According to U.S. Census figures from 2000, Hispanics make up 17 percent of Colorado's population, 42 percent of New Mexico's population, and almost 20 percent of Nevada's population.
Getting their support and getting them to vote are not the same thing, and Obama has mobilized people like Torres in Pueblo to make sure they get to the polls.
"I go door to door, canvassing everyday, mostly to Hispanic people on the lower east side of town. Some of the homes I've gone into I wouldn't put my dog in," Torres told ABCNews.com. "This is what some people have come down to, living in hovels. American citizens shouldn't have to live this way and they're fired up. In this economy it doesn't take much to convince people they need to make a change."
Florida polls indicate that the two candidates are in a dead heat with the Democrat showing a slight 49 to 46 lead, according to the latest Time/CNN poll.
"The race is very, very close. Florida has a history of tight elections. 2000 wasn't a fluke," said Lance deHaven-Smith, professor of public administration and policy at Florida State University, referring to the dispute over "hanging chad" ballots that had to be decided by the Supreme Court.
"A small shift can make a huge difference, and it could very well come down to one group or another making the difference," deHaven-Smith said.
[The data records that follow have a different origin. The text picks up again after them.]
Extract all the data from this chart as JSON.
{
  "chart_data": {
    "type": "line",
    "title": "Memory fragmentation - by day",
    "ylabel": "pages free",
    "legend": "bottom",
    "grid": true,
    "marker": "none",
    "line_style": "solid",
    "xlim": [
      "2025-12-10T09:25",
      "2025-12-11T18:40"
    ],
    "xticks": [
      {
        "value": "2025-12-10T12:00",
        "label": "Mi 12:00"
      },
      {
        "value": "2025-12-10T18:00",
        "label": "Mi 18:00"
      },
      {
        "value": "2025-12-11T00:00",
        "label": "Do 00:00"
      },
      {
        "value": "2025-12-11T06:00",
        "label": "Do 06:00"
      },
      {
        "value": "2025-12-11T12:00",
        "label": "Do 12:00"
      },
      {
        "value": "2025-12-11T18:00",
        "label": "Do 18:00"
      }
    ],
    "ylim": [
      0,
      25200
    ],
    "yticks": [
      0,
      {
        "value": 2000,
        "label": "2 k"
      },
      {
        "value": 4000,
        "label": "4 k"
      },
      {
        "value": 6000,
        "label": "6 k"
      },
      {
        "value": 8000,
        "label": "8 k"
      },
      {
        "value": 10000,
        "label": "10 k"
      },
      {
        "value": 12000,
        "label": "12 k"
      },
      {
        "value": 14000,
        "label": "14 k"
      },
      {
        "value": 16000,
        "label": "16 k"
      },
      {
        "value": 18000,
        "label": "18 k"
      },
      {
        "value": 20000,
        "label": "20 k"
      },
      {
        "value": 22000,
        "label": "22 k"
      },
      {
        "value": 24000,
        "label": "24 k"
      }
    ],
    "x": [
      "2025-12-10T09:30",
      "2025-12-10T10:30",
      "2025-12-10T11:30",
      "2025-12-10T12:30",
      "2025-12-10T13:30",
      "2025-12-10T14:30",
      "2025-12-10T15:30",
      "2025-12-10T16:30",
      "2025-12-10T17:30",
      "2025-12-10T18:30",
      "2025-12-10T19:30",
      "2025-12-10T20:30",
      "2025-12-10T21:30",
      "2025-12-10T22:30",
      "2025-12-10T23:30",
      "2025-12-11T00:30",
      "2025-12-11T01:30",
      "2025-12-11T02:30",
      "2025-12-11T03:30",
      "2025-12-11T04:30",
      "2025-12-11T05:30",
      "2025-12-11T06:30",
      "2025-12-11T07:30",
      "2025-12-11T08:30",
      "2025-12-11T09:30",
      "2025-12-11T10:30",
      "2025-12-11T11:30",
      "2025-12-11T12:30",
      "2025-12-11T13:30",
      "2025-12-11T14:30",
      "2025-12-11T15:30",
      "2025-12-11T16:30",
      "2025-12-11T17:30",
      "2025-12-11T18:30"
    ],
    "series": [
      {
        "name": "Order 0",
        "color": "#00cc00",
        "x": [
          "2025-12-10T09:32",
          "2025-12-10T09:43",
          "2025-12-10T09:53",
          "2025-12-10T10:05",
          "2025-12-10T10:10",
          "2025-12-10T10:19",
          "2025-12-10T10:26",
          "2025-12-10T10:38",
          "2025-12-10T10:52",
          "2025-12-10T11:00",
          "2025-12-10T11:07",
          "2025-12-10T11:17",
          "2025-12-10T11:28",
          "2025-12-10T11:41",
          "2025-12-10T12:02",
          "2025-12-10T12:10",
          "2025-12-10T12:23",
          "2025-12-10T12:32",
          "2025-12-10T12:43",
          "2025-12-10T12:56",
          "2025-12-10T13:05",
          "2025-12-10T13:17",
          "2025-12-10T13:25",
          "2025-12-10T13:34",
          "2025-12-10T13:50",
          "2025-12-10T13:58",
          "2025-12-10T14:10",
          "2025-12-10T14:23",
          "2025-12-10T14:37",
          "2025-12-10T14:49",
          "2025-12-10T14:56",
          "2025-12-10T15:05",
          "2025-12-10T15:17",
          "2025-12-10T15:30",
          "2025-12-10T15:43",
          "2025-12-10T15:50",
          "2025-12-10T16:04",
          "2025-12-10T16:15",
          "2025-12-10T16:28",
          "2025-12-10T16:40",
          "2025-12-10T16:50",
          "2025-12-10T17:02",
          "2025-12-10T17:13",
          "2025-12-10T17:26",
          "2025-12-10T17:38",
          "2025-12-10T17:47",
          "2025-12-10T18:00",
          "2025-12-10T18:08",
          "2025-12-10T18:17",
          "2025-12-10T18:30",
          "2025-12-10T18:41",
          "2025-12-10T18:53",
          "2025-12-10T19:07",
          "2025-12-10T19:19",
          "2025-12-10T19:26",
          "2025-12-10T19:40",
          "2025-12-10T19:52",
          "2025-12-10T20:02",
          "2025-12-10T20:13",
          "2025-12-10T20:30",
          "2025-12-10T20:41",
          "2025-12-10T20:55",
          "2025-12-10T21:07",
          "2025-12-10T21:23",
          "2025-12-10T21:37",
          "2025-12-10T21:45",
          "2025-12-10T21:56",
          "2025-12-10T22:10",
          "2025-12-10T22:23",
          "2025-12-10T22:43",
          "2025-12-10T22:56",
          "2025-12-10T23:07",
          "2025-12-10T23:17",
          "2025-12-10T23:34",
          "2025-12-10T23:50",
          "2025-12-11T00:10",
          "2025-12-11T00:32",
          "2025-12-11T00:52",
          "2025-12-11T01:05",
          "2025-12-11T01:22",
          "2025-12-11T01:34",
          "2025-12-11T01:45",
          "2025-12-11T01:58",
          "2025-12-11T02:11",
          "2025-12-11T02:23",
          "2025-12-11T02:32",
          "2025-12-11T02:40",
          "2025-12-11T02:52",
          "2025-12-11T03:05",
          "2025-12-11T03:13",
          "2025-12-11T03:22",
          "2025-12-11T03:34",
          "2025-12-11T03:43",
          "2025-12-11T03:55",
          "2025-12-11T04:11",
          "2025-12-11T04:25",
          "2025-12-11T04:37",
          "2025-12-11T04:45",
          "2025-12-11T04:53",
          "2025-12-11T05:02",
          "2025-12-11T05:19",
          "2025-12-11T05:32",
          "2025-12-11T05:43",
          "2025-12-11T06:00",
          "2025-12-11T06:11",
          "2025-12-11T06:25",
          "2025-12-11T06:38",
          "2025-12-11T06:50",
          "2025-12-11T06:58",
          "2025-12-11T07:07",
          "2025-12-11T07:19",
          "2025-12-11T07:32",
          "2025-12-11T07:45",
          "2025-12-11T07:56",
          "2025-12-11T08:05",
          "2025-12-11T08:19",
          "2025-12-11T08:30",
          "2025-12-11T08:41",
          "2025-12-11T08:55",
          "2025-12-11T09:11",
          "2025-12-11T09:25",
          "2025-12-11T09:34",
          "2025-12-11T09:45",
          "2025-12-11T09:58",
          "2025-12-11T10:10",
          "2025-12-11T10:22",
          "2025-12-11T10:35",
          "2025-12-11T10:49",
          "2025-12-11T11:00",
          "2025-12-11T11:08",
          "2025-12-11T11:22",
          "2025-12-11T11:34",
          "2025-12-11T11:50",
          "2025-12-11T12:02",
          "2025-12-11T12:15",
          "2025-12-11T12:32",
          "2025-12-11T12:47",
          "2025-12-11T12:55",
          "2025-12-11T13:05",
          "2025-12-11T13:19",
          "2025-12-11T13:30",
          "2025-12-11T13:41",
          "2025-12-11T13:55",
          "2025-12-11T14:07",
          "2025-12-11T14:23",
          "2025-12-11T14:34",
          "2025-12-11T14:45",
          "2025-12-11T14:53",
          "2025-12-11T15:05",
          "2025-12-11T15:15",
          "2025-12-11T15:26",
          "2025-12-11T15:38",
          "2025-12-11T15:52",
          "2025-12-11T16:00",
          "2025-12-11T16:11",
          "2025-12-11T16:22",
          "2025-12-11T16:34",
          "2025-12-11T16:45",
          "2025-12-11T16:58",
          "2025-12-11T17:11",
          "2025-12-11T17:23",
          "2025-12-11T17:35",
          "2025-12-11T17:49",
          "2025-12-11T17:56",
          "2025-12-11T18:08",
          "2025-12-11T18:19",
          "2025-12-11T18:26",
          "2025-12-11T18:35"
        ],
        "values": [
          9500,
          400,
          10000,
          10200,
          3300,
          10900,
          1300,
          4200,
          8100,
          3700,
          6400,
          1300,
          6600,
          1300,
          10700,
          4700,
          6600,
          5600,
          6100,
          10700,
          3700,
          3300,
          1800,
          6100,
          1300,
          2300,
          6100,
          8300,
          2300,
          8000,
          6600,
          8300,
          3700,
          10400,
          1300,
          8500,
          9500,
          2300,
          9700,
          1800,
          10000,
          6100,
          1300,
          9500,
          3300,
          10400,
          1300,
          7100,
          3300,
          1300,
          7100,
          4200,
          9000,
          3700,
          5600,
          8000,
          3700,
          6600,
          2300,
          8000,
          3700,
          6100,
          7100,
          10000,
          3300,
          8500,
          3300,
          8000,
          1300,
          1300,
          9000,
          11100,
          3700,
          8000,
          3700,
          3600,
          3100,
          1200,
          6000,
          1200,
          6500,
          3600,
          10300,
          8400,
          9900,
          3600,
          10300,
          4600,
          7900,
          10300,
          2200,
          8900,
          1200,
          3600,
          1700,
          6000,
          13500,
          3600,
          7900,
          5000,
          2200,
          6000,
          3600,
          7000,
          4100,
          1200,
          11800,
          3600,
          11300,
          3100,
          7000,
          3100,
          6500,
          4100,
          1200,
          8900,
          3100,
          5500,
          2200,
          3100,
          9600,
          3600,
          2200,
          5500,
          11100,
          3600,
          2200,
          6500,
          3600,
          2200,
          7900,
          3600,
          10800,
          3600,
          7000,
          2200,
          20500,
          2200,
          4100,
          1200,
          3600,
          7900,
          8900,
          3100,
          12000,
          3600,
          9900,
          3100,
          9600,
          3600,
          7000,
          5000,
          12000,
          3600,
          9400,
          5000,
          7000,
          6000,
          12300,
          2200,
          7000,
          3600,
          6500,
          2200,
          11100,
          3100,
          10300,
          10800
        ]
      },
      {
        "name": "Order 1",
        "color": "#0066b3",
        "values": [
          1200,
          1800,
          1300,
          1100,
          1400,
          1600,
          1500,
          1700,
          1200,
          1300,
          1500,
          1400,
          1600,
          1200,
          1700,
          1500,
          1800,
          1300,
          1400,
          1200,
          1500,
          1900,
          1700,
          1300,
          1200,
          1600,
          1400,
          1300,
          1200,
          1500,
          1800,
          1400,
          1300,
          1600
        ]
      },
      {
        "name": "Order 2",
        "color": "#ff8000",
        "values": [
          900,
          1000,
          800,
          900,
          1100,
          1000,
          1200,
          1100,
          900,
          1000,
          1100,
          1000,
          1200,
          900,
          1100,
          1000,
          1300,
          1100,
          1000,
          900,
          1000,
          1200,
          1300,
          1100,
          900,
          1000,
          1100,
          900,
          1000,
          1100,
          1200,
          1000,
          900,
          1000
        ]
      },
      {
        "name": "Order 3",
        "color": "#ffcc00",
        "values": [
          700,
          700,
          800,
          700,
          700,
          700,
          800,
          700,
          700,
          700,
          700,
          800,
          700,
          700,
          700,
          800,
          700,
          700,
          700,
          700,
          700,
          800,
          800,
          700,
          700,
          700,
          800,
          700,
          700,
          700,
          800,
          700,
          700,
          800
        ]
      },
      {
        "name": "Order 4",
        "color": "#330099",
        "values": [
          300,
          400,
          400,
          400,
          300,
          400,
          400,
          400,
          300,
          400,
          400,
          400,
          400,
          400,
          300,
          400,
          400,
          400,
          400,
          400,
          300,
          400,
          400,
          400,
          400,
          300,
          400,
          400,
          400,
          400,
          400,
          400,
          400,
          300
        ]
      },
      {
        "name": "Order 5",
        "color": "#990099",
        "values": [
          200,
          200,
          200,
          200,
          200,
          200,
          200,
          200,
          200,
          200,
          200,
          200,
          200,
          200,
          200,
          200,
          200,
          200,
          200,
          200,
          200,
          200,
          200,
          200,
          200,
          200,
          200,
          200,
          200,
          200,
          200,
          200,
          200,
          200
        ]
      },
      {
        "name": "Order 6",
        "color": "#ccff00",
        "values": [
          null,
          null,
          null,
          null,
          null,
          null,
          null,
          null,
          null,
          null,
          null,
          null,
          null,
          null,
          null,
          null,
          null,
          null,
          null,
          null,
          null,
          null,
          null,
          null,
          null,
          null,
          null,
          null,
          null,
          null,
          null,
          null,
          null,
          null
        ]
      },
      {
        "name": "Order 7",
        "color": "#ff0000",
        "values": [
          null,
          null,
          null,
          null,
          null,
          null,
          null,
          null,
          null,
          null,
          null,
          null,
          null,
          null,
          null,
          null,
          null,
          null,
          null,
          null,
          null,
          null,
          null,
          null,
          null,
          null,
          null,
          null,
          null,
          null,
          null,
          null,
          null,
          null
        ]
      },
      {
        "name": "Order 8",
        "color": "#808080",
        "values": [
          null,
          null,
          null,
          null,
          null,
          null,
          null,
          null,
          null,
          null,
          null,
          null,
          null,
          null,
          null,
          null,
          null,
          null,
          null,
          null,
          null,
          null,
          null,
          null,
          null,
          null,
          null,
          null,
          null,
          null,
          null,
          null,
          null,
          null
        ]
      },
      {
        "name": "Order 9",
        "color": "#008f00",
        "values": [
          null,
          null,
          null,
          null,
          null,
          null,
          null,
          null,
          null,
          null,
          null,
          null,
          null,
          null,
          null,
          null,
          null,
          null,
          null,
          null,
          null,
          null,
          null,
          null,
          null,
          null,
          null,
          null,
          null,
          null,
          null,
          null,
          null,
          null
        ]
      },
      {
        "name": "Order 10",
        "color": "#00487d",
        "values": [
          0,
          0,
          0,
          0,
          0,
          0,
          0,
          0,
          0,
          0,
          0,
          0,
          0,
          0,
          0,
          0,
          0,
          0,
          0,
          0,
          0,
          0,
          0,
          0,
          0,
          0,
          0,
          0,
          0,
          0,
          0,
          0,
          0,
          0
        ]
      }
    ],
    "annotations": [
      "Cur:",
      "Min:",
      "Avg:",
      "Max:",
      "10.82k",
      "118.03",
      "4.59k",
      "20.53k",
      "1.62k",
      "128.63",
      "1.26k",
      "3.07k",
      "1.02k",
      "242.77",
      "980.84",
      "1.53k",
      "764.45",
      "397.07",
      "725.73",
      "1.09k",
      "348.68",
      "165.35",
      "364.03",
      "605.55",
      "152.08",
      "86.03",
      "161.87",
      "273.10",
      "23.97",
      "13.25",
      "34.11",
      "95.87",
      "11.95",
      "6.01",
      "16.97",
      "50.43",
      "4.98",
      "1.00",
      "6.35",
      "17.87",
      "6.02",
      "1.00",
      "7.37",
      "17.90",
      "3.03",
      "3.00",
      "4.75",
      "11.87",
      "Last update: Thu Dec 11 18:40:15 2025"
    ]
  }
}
Both campaigns are looking at the 833,000 Cuban-Americans and the 800,000 Jewish voters in Florida as the groups that could tilt the state in their favor.
DeHaven-Smith said he expected Jewish voters "not to deviate from the typical Democrat vote," but many Jewish-Americans in Florida say they remain undecided.
"I have always voted Democratic, but I have real reservations about Obama that have nothing to do with outlandish smears or his race," said Susan Cohen, 72, a retired New York City school teacher who moved to Florida in 2004 and is Jewish.
"I'm worried he is inexperienced, and I'm not entirely convinced he is as committed to Israel as his predecessors. But, I can't imagine voting for a pro-life candidate, and with my pension in the shape that it is, I don't know what do," she said. "It is not just me. A lot of the life-long and Jewish Democrats I know say the same thing."
DeHaven-Smith said Democrats are also targeting younger Cuban-Americans whose families have traditionally voted Republican.
"Cubans have always been the base for Republicans in Southeast Florida, but we're seeing a generational shift. Younger voters, many of them first-time voters, are moving away from the Republicans."
The growing population of non-Cuban Hispanics has also become a growing force in Florida.
"The state is clearly very much in play. Both candidates are focusing on central Florida -– Tampa and Orlando ... Orange County voted Republican in every election from 1948 to 2004, but then flipped because of an influx of Puerto Rican and Mexicans," deHaven-Smith said.
North Carolina presents another potential opportunity for the Democrats to harness minority voters and flip a state from red to blue.
The latest CNN/ Time poll puts Obama and McCain at a tie of 49 to 49, in North Carolina, a state that has voted Republican in every election since 1980.